WRITING, READING AND REFLECTIONS

 Girl reading fairy story book

WRITING, READING AND REFLECTIONS

 

I recently joined a LinkedIn writer’s discussion group.  One of the question and discussion is below, my answer only.  In answering this question, I discovered something about myself.  My personality, my outlook, and my approach to life has been greatly influenced by everything I read.  The greatest influence, my mother, who taught me to read, before I entered kindergarten.  She potty trained me with books.  I was barely a year old at the time, and I still remember that.

My mother was not a big reader, but she wanted me to be a reader.  She never completed school.  She quit in the ninth grade.  She opened the world to me, and she said to me “Neta, you can do anything you put your mind to”, and I believed her.  I suppose she was my greatest love, and my deepest heartache.  I lost her just as I turned seventeen years of age.  My world has not been the same, and yet she gave me the world.  I was a late in life baby, and her only child. One of my first short stories is about this time in my life.  (In memory of my mother 1925-1981, I miss you.  I love you mama. Written in 2004.)   It Should Have Rained Carnations 

 

 

What authors had a direct impact on your writing style? (Answer has been modified and shortened)
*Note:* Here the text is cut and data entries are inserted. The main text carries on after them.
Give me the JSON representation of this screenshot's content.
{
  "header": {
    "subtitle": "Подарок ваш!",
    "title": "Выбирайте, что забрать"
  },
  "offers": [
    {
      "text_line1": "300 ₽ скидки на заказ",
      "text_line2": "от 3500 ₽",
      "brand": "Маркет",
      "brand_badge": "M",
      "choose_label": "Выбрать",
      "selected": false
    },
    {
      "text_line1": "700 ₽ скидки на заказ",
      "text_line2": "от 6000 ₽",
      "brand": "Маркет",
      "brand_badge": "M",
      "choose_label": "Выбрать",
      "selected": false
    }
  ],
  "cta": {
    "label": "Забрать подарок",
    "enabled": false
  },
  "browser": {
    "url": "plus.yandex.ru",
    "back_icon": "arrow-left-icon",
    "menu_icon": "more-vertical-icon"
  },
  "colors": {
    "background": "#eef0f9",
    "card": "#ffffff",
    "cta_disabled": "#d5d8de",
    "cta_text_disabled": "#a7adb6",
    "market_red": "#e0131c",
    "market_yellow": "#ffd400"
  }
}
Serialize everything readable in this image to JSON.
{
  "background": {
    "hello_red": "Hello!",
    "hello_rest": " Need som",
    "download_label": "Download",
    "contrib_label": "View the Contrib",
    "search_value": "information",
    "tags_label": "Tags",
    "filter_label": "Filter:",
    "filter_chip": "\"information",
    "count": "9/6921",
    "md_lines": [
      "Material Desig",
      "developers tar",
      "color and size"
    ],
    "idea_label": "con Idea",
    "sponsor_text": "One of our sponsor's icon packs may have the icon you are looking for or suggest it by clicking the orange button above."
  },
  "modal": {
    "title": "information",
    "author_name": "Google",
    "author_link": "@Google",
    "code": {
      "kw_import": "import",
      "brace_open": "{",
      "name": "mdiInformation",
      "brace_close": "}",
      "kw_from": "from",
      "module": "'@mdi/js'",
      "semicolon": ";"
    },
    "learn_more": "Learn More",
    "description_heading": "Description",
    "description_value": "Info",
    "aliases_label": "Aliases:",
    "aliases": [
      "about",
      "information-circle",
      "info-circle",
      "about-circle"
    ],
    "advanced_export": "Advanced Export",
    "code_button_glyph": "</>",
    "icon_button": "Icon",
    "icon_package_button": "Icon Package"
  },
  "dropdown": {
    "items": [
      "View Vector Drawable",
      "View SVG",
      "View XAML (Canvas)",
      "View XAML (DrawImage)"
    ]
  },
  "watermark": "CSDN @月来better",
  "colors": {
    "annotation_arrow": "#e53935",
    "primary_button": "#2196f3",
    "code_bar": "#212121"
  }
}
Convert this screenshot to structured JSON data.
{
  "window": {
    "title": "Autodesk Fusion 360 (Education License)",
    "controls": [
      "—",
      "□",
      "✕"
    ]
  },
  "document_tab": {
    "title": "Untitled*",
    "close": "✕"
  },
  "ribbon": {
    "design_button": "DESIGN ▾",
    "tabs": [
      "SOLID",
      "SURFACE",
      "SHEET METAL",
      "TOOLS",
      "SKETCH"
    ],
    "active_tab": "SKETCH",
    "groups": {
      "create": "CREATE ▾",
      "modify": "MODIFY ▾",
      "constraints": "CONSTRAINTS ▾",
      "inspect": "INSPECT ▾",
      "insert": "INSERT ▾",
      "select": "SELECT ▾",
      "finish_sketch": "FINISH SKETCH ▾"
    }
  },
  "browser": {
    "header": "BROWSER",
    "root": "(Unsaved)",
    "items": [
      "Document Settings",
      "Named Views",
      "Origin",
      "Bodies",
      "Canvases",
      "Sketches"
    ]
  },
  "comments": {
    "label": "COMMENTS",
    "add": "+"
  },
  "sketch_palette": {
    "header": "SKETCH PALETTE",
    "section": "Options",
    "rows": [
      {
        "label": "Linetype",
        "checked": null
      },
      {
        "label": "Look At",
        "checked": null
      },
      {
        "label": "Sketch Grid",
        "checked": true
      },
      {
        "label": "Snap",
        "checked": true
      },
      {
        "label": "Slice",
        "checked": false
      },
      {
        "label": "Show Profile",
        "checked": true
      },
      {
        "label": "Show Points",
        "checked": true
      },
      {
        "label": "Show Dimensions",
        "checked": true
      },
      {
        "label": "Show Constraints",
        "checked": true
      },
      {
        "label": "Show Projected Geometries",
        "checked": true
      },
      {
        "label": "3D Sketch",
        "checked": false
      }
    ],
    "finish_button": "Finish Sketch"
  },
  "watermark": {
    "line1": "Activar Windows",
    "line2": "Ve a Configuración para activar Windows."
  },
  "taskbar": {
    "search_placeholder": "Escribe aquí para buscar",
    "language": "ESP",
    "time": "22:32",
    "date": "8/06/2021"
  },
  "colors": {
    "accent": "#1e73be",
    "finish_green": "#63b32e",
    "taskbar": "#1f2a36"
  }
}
That is a big question for me. Every author I have ever read, and will read. My mother taught me to read, before I started kindergarten. Books were my friends and companions, long before I was old enough to appreciate playmates. I read Gone with the Wind, when I was seven.

Charlotte’s Web made a big impact on me, but the school would not allow me to read it, until I was in third grade. We had to read to our grade level, that was before they had accelerated programs, or worked with students ahead of others. You could not  check out books in the library, unless it was in the shelf for your grade level. I love Victoria Holt’s early works like The Lynx, which I encountered in Junior High.

And there was Star Wars, Lord of the Rings, Urban Fantasy, Steampunk, Cultural Mythology, Astrological Mythology, Nora Roberts, Joseph Campbell, Christopher Vogler, and Holly Lisle.  But in the end I owe it to my mother who made  sure my reading was not restricted by my grade level, and always took me to the library.  She influenced my reading the most, by allowing me to explore without restriction, except of course naughty books.  That came later, lol.